Florya özel eğitimli çocuklarımız ve bize mesken yuva olmuştu.
Florya bana çok değişik gelmişti ilk zamanlarda.
Ben de onlara değişik gelmişim ki “Bu evde değişik bir kadın oturuyor ama çocuklara iyi geliyormuş” diye yoldan geçerken dostlara söyleyen amca sayesinde epey gülüşmüştük.
Florya’ya İlkbahar da taşınınca yazlikta gibi hissediyordum kendimi devamlı. Eskiden İstanbul’un yazlık mekanıymış zaten.
Yaşar Kemal’in kitaplarında sıklıkla geçiyor, özellikle kuş avcılarının düzlük mekanıymış Kuşların da göç rotası, Florya düzlüklerine inermişler önceden kuşlar dinlenmek için.Florya ben de o yüzden hep ilkbahar.
Bugün bahçede soğuk ile dertleşirken ve kar yağar mı diye beklerken, içimden ilkbahar seslendi. Ben Florya’ya bir sabah ilk kez geldim ve bu evi tutmaya karar verdik.
Ya da zaten karar verilmişti de ben de görünmesi gerekeni yaşıyordum. Evet, benim Florya’dan zerre haberim yoktu.İstanbul haritasını açtım Avrupa yakasında ulaşması kolay nerede orman var diye baktım.
“Florya ATATÜRK Ormani” yazıyordu.
İsmi de güzeldi…
O zaman bir sabah gitmekten başka ne yapılırdı ki…
Ben de öyle yaptım. Bir sabah Florya Atatürk ormanına geldik, biraz oturduk. Sonra, ismini bir ağaçtan alan bir emlakçıya girdik.

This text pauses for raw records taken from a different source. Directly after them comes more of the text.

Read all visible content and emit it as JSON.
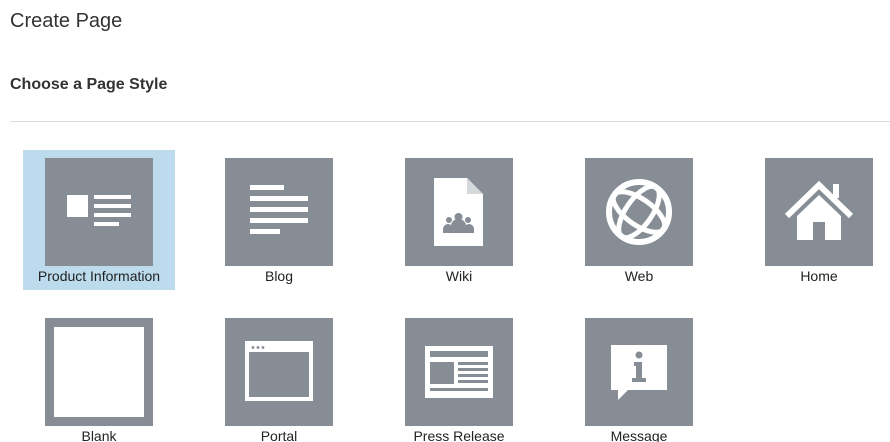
{
  "header": {
    "title": "Create Page",
    "subtitle": "Choose a Page Style"
  },
  "styles": [
    {
      "label": "Product Information",
      "icon": "product-information-icon",
      "selected": true
    },
    {
      "label": "Blog",
      "icon": "blog-icon",
      "selected": false
    },
    {
      "label": "Wiki",
      "icon": "wiki-icon",
      "selected": false
    },
    {
      "label": "Web",
      "icon": "web-icon",
      "selected": false
    },
    {
      "label": "Home",
      "icon": "home-icon",
      "selected": false
    },
    {
      "label": "Blank",
      "icon": "blank-icon",
      "selected": false
    },
    {
      "label": "Portal",
      "icon": "portal-icon",
      "selected": false
    },
    {
      "label": "Press Release",
      "icon": "press-release-icon",
      "selected": false
    },
    {
      "label": "Message",
      "icon": "message-icon",
      "selected": false
    }
  ],
  "colors": {
    "tile_background": "#868d95",
    "selected_background": "#bcdcee",
    "icon_foreground": "#ffffff"
  }
}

Bizi bu eve getirdi. Sonra her şey o kadar hızlı oldu ki. Şimdi bu bahçe bu ATATÜRK ormanı bizim en büyük terapistimiz.
Her köşesinde şifalanıyoruz…
Hayat bize ne getirir yada bizi nereye götürür bilinmez. Akmaktan başka çare var mıdır?
Ne yaşayacağımız kaderimizdendir..
Ama nasıl yaşayacağımız bizdendir..
. Bizden olan kısmına da ” ATATÜRK FLORYA ORMANI”’ şahittir.